Tim Clark : Reading the Limits. Works/oeuvres, 1975-2003

Katrie Chagnon
David Tomas et Michèle Thériault (éd.), Montréal, galerie Leonard & Bina Ellen, Université Concordia, 2008, 206 p.

[In French]

La notion de limite occupe aujourd’hui une place prépondérante dans les discussions esthétiques. À cet effet, le repositionnement philosophique et l’ouverture interdisciplinaire de l’histoire de l’art, de même que la redéfinition des paramètres de l’art initiée dans les années 1960-1970 ont pour conséquence de dynamiser les rapports entre l’art et la culture intellectuelle, entre la pratique et la théorie.

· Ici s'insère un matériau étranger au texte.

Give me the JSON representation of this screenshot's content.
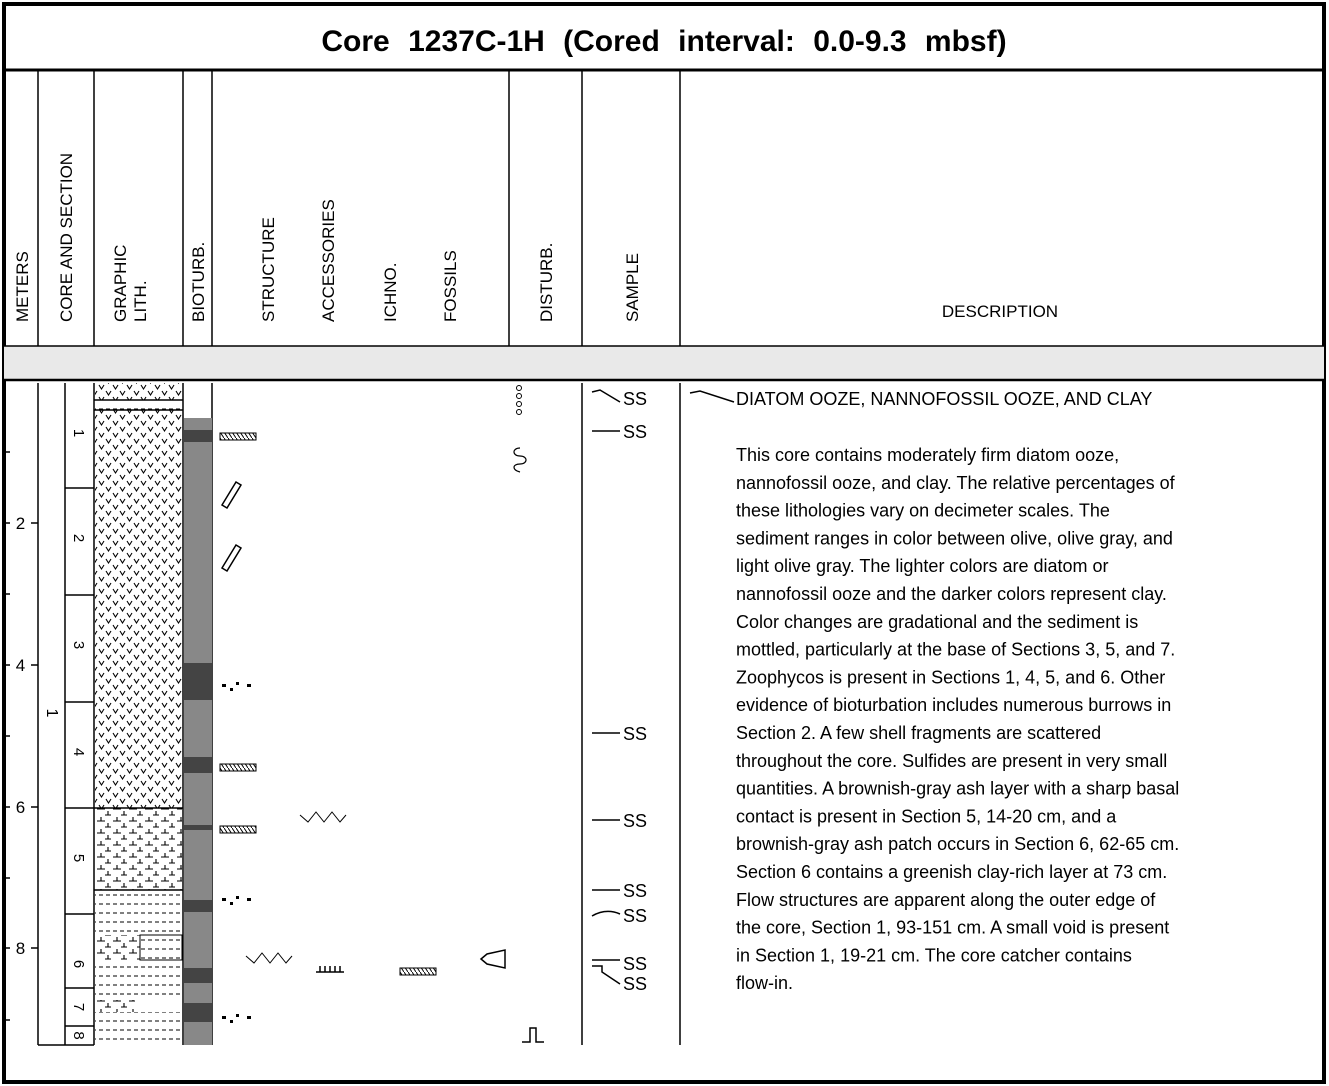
{
  "header": {
    "title": "Core 1237C-1H (Cored interval: 0.0-9.3 mbsf)"
  },
  "columns": {
    "meters": "METERS",
    "core_and_section": "CORE AND SECTION",
    "graphic_lith": [
      "GRAPHIC",
      "LITH."
    ],
    "bioturb": "BIOTURB.",
    "structure": "STRUCTURE",
    "accessories": "ACCESSORIES",
    "ichno": "ICHNO.",
    "fossils": "FOSSILS",
    "disturb": "DISTURB.",
    "sample": "SAMPLE",
    "description": "DESCRIPTION"
  },
  "depth_labels": [
    "2",
    "4",
    "6",
    "8"
  ],
  "core": "1",
  "sections": [
    "1",
    "2",
    "3",
    "4",
    "5",
    "6",
    "7",
    "8"
  ],
  "samples": [
    "SS",
    "SS",
    "SS",
    "SS",
    "SS",
    "SS",
    "SS",
    "SS"
  ],
  "description": {
    "heading": "DIATOM OOZE, NANNOFOSSIL OOZE, AND CLAY",
    "lines": [
      "This core contains moderately firm diatom ooze,",
      "nannofossil ooze, and clay. The relative percentages of",
      "these lithologies vary on decimeter scales. The",
      "sediment ranges in color between olive, olive gray, and",
      "light olive gray. The lighter colors are diatom or",
      "nannofossil ooze and the darker colors represent clay.",
      "Color changes are gradational and the sediment is",
      "mottled, particularly at the base of Sections 3, 5, and 7.",
      "Zoophycos is present in Sections 1, 4, 5, and 6. Other",
      "evidence of bioturbation includes numerous burrows in",
      "Section 2. A few shell fragments are scattered",
      "throughout the core. Sulfides are present in very small",
      "quantities. A brownish-gray ash layer with a sharp basal",
      "contact is present in Section 5, 14-20 cm, and a",
      "brownish-gray ash patch occurs in Section 6, 62-65 cm.",
      "Section 6 contains a greenish clay-rich layer at 73 cm.",
      "Flow structures are apparent along the outer edge of",
      "the core, Section 1, 93-151 cm. A small void is present",
      "in Section 1, 19-21 cm. The core catcher contains",
      "flow-in."
    ]
  }
}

La publication Tim Clark : Reading the Limits accompagnant l’exposition rétrospective de l’artiste montréalais à la galerie Leonard & Bina Ellen aborde ces enjeux à travers les questions des limites de l’art et du rôle de l’université dans la production artistique. Privilégiant une approche savante, cet ouvrage tient compte du contexte institutionnel dans lequel il s’inscrit. Comme l’explique la directrice de la galerie, le projet du commissaire David Tomas rencontre les préoccupations d’une galerie universitaire, où la recherche et la place du savoir académique dans le discours sur l’art sont des questions cruciales. Il permet également d’éclairer une pratique méconnue et souvent jugée hermétique, caractérisée par un parcours qui va de la photographie à la performance ou à l’installation, pour déboucher sur une démarche conceptuelle axée sur l’écriture de textes. Néanmoins, les trois essais regroupés dans le livre refusent d’adopter une posture didactique qui en faciliterait l’accès. Ceux-ci visent plutôt à prolonger les bases réflexives de ce travail en mettant l’accent sur ses interactions avec les domaines de l’éthique et de la philosophie, tout en portant une ­attention particulière aux relations qu’il entretient avec ses conditions sociopolitiques, économiques et épistémologiques. 

Dans ses deux textes, Tomas fait ressortir les implications « radicales » de la pratique de Clark, qu’il situe dans le prolongement de l’art conceptuel des années 1970. Les stratégies critiques employées par l’artiste y sont analysées à la lumière d’une remise en question du statut de l’œuvre d’art, redéfinie comme médium de transmission d’un savoir et d’une conscience sociale. Par sa production livresque, l’artiste-théoricien pose ainsi la question des « limites » à travers une réflexion sur le rôle des systèmes de croyances et des forces disciplinaires dans ce qui définit l’activité artistique. Dans une perspective différente, l’historien de l’art Eduardo Ralickas s’intéresse aux enjeux pragmatiques de cette démarche et à la manière dont elle problématise les rapports entre art et philosophie. L’auteur tente de montrer « […] comment ces images, performances et installations apportent des réponses philosophiques – tout en demeurant art –, à des questions pressantes de la philosophie la plus contemporaine » (p. 98), à commencer par celle de l’identité du sujet envisagée d’un point de vue moral. En somme, ce bref aperçu du contenu discuté par les auteurs montre que nous avons affaire à un ouvrage dense et complexe, où le ­lecteur intéressé par le travail intellectuel trouvera certainement de quoi se nourrir.